PROPOSAL 2 - APPROVAL AND ADOPTION OF AN AMENDMENT TO OUR SECOND RESTATED CERTIFICATE OF INCORPORATION TO INCREASE NUMBER OF AUTHORIZED SHARES OF PREFERRED STOCK
Our authorized capital stock presently consists of 330,000,000 shares of Class A Stock, 165,000,000 shares of Class B Stock, and 5,000,000 shares of Preferred Stock. On December 20, 2024, the Board approved and declared advisable, the Preferred Stock Amendment to increase the number of authorized shares of Preferred Stock from 5,000,000 to 1,005,000,000 and directed that the Preferred Stock Amendment be submitted to stockholders for approval and adoption. The number of authorized shares of Common Stock would not be affected by the Preferred Stock Amendment. The total number of authorized shares of capital stock would, by virtue of the increase (i) in Preferred Stock, if Proposal 2 is approved, correspondingly increase from 500,000,000 to 1,500,000,000 shares of capital stock or (ii) in Class A Stock and Preferred Stock, if Proposal 1 and Proposal 2 are approved, correspondingly increase from 500,000,000 to 11,500,000,000 shares of capital stock.
As of the record date, no shares of Preferred Stock were issued and outstanding or held in treasury. Accordingly, as of the record date, all 5,000,000 shares of Preferred Stock presently authorized remain available for future issuance.
If the stockholders approve and adopt the Preferred Stock Amendment, but not the Common Stock Amendment, Article Four of our Second Restated Certificate of Incorporation will be amended in the form set forth in Appendix B attached hereto and incorporated herein by reference, to provide for an increase in the number of authorized shares of Preferred Stock from 5,000,000 to 1,005,000,000 (and a corresponding increase to the number of authorized shares of capital stock from 500,000,000 to 1,500,000,000 shares of capital stock). If the stockholders approve and adopt both the Common Stock Amendment and the Preferred Stock Amendment, Article Four of our Second Restated Certificate of Incorporation will be amended in the form set forth in Appendix C attached hereto and incorporated herein by reference, to provide for an increase in the number of authorized shares of Class A Stock from 330,000,000 to 10,330,000, an increase in the number of authorized shares of Preferred Stock from 5,000,000 to 1,005,000,000, and a corresponding increase to the number of authorized shares of capital stock from 500,000,000 to 11,500,000,000.
The Preferred Stock Amendment, if approved and adopted by our stockholders, would become effective upon the filing of the certificate of amendment with the Secretary of State of the State of Delaware, in the form of (i) Appendix B hereto, if the Common Stock Amendment is not also approved or (ii) Appendix C hereto, if the Common Stock Amendment is also approved, or at the later time set forth in the applicable certificate of amendment. The Board reserves the right, notwithstanding stockholder approval and without further action by stockholders, to abandon and elect not to proceed with the Preferred Stock Amendment if the Board determines that the Preferred Stock Amendment is no longer in our best interests and the best interests of our stockholders.

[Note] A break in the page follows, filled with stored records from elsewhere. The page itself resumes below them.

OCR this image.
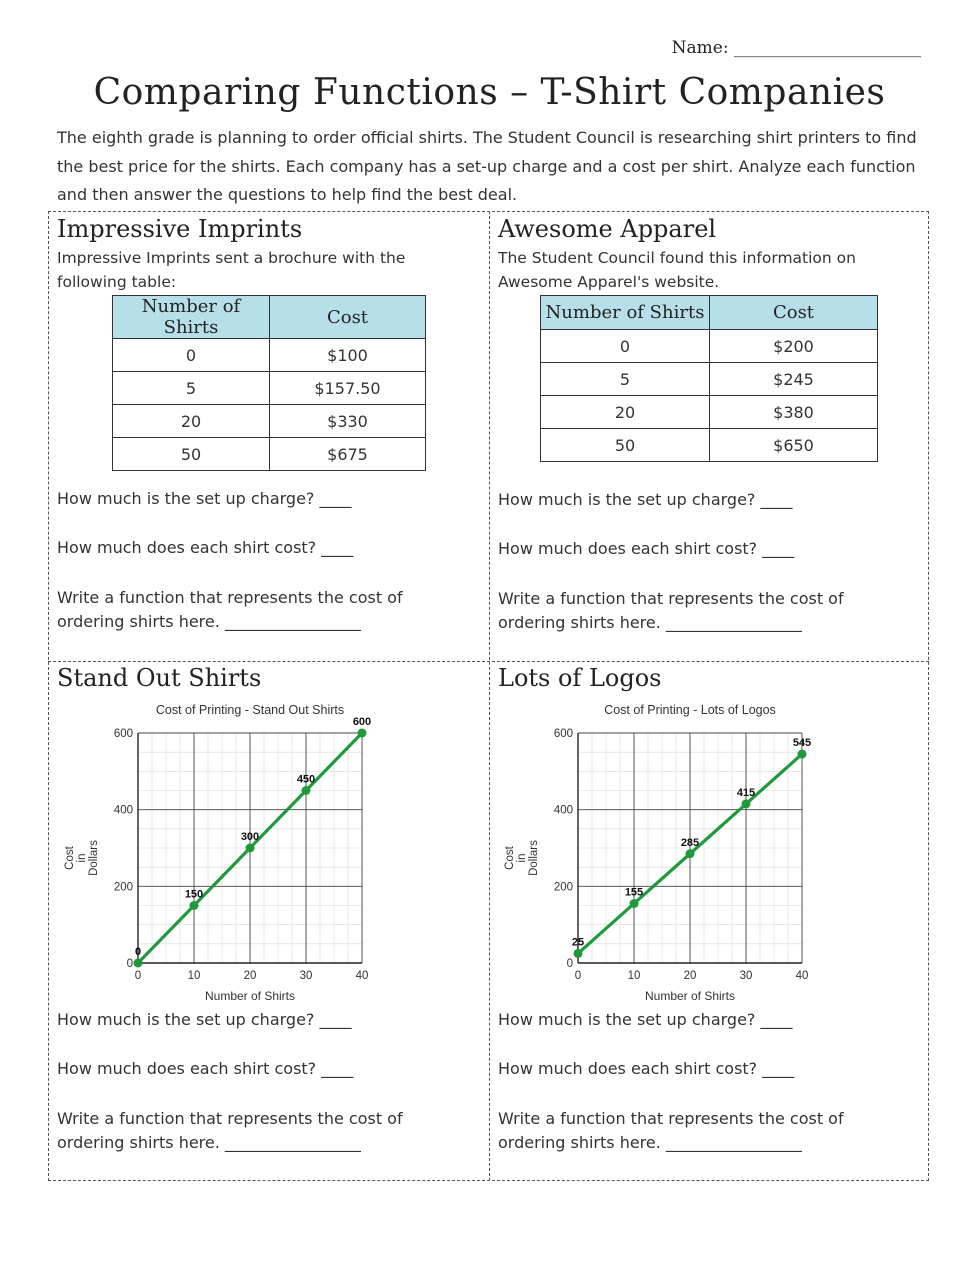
Name: ______________________
Comparing Functions – T-Shirt Companies
The eighth grade is planning to order official shirts. The Student Council is researching shirt printers to find the best price for the shirts. Each company has a set-up charge and a cost per shirt. Analyze each function and then answer the questions to help find the best deal.
Impressive Imprints
Impressive Imprints sent a brochure with the following table:
Number of Shirts	Cost
0	$100
5	$157.50
20	$330
50	$675
How much is the set up charge? ____
How much does each shirt cost? ____
Write a function that represents the cost of
ordering shirts here. _________________
Awesome Apparel
The Student Council found this information on Awesome Apparel's website.
Number of Shirts	Cost
0	$200
5	$245
20	$380
50	$650
How much is the set up charge? ____
How much does each shirt cost? ____
Write a function that represents the cost of
ordering shirts here. _________________
Stand Out Shirts
Cost of Printing - Stand Out Shirts
0	10	20	30	40
0
200
400
600
Number of Shirts
Cost in Dollars
0
150
300
450
600
How much is the set up charge? ____
How much does each shirt cost? ____
Write a function that represents the cost of
ordering shirts here. _________________
Lots of Logos
Cost of Printing - Lots of Logos
0	10	20	30	40
0
200
400
600
Number of Shirts
Cost in Dollars
25
155
285
415
545
How much is the set up charge? ____
How much does each shirt cost? ____
Write a function that represents the cost of
ordering shirts here. _________________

If our stockholders approve and adopt the Preferred Stock Amendment, but not the Common Stock Amendment, subject to the discretion of the Board, we intend to file a certificate of amendment in the form attached as Appendix B hereto to our Second Restated Certificate of Incorporation with the Secretary of State of the State of Delaware as soon as practicable after the Special Meeting. If our stockholders approve and adopt both the Common Stock Amendment and the Preferred Stock Amendment, subject to the discretion of the Board, we intend to file a certificate of amendment in the form attached hereto as Appendix C to our Second Restated Certificate of Incorporation with the Secretary of State of the State of Delaware as soon as practicable after the Special Meeting.
Reasons for the Proposed Increase
To date, we have not issued shares of our Preferred Stock. We are seeking stockholder approval to increase the number of authorized shares of Preferred Stock so that we may expand the types of securities we offer into the market, to execute on our business strategy, including as part of our 21/21 plan, and/or engage in other strategic activities without using cash or Class A Stock.
We do not currently have any specific plans, proposals or arrangements, written or oral, to issue any of the proposed additional authorized shares of Preferred Stock. Unless required by applicable law or stock exchange rules, no further vote of the holders of Common Stock will be required with respect to the issuance of shares of Preferred Stock for any such transaction.